In this post, I will not present many snippets but only briefly describe the intentions of the sample help project (download here).
You’ll have to copy the docbook-xml-4.5- and docbook-xsl-files to the corresponing directories in the project as described in Robert’s blog. Note that you don’t need the modified eclipse33.xsl file. For our purposes, we further extended that file and it is included in the docbook-directory and automatically used. There you also find the build script. I have limited experience with xslt and ant (not to say none), so there is much room for improvement.

The docbook directory should contain one subdirectory per language named corresponding to the intended locale (the sample has one for German and one for English). The script assumes that for each language the root xml file is called manual.xml. After first running the script (which probably fails) a run-configuration is created. In the JRE-tab, choose “run in the same JRE as workspace” as described in Robert’s blog. Afterwards, the build should be successful.

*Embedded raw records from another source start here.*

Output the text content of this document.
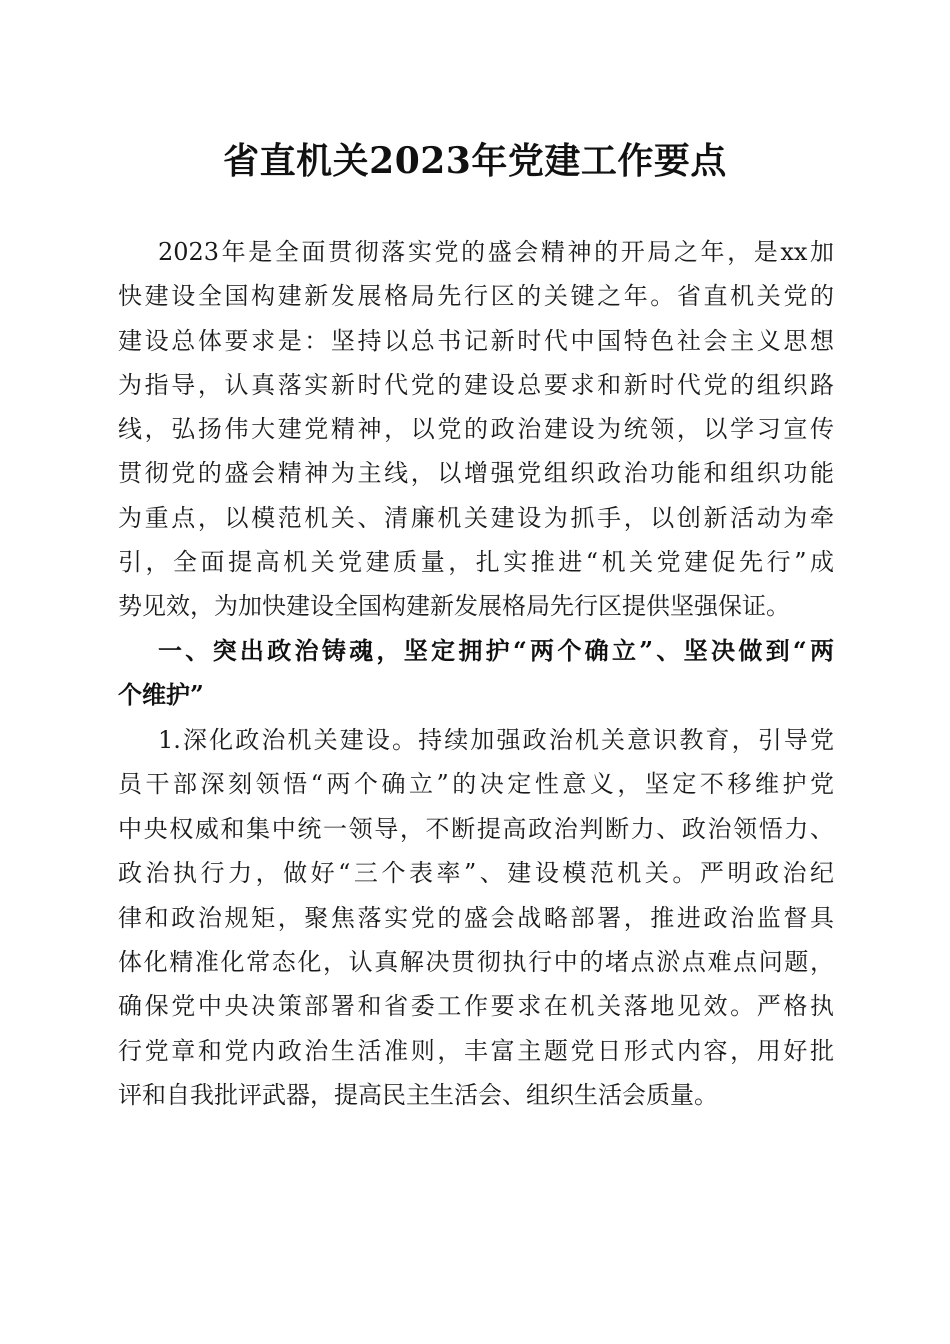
省直机关2023年党建工作要点
2023年是全面贯彻落实党的盛会精神的开局之年，是xx加
快建设全国构建新发展格局先行区的关键之年。省直机关党的
建设总体要求是：坚持以总书记新时代中国特色社会主义思想
为指导，认真落实新时代党的建设总要求和新时代党的组织路
线，弘扬伟大建党精神，以党的政治建设为统领，以学习宣传
贯彻党的盛会精神为主线，以增强党组织政治功能和组织功能
为重点，以模范机关、清廉机关建设为抓手，以创新活动为牵
引，全面提高机关党建质量，扎实推进“机关党建促先行”成
势见效，为加快建设全国构建新发展格局先行区提供坚强保证。
一、突出政治铸魂，坚定拥护“两个确立”、坚决做到“两
个维护”
1.深化政治机关建设。持续加强政治机关意识教育，引导党
员干部深刻领悟“两个确立”的决定性意义，坚定不移维护党
中央权威和集中统一领导，不断提高政治判断力、政治领悟力、
政治执行力，做好“三个表率”、建设模范机关。严明政治纪
律和政治规矩，聚焦落实党的盛会战略部署，推进政治监督具
体化精准化常态化，认真解决贯彻执行中的堵点淤点难点问题，
确保党中央决策部署和省委工作要求在机关落地见效。严格执
行党章和党内政治生活准则，丰富主题党日形式内容，用好批
评和自我批评武器，提高民主生活会、组织生活会质量。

If you don’t change the parameters, a contexts.xml will be generated. It basically contains all ids you define in the docbook sources along with a link to their location in the generated html file. Also a ContextConstants.java is generated which contains java-constants for all those ids. Why that? The idea is to simplify a basic context sensitive help. Usually you don’t write a help plugin for its own purpose but for documenting some other set of plugins.

Assuming, you have defined a view in some plugin (and it implements Adaptable) you can use the following code to get a link to the documentation for that view in the dynamic help (please make getInternalHelpContext in HelpUtil.java a public method…)

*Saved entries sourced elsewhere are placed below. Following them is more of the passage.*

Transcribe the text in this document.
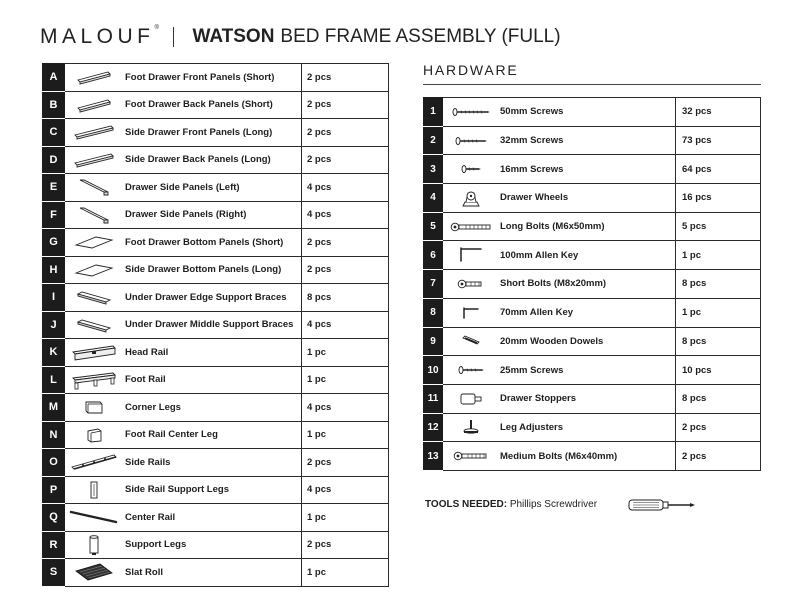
MALOUF® WATSON BED FRAME ASSEMBLY (FULL)
A		Foot Drawer Front Panels (Short)	2 pcs
B		Foot Drawer Back Panels (Short)	2 pcs
C		Side Drawer Front Panels (Long)	2 pcs
D		Side Drawer Back Panels (Long)	2 pcs
E		Drawer Side Panels (Left)	4 pcs
F		Drawer Side Panels (Right)	4 pcs
G		Foot Drawer Bottom Panels (Short)	2 pcs
H		Side Drawer Bottom Panels (Long)	2 pcs
I		Under Drawer Edge Support Braces	8 pcs
J		Under Drawer Middle Support Braces	4 pcs
K		Head Rail	1 pc
L		Foot Rail	1 pc
M		Corner Legs	4 pcs
N		Foot Rail Center Leg	1 pc
O		Side Rails	2 pcs
P		Side Rail Support Legs	4 pcs
Q		Center Rail	1 pc
R		Support Legs	2 pcs
S		Slat Roll	1 pc
HARDWARE
1		50mm Screws	32 pcs
2		32mm Screws	73 pcs
3		16mm Screws	64 pcs
4		Drawer Wheels	16 pcs
5		Long Bolts (M6x50mm)	5 pcs
6		100mm Allen Key	1 pc
7		Short Bolts (M8x20mm)	8 pcs
8		70mm Allen Key	1 pc
9		20mm Wooden Dowels	8 pcs
10		25mm Screws	10 pcs
11		Drawer Stoppers	8 pcs
12		Leg Adjusters	2 pcs
13		Medium Bolts (M6x40mm)	2 pcs
TOOLS NEEDED: Phillips Screwdriver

public Object getAdapter(Class adapter) {
  if (IContextProvider.class.equals(adapter)) {
    return HelpUtil.getInternalHelpContext(
       APxHelpUtil.ConstantForContextThatShouldBeUsedForTheView);
    }
  ...
}

When the dynamic help view is open this should cause a see-also-link to the documentation to be displayed.

The generated constants make sure that the context you call actually exists (otherwise you get a compile error, as the constant is not known). But they also help you to keep the help for different languages in synch. Ideally, the structure of the help is the same for all languages and only the texts differ. So for every language you would use the same ids for chapters, sections etc. If sturcture and ids are indeed the same, the generated ContextConstants will be identical for all languages. If not, they differ and you have feedback that something is wrong.

There are a couple of things missing. If there are broken links in the docbook files (i.e. pointers to non-existent ids), the build process does not fail. The generated html files will contain ???. It would be cool if there was some automatic report for that. Also, the help will not work if toc.xml or contexts.xml contain a & as in ä. For some characters, there is a replace statement in the build.xml but it would be nice, if the “correct” characters were already generated. Anyway, I have tried to provide helpful comments in the build script so that you should get an idea what is going on and have hints for making your own adaptions. Note that contexts.xml and plugin.xml will “always” be overwritten, so if you want to define your ones, you have to adapt the script and the transformations accordingly.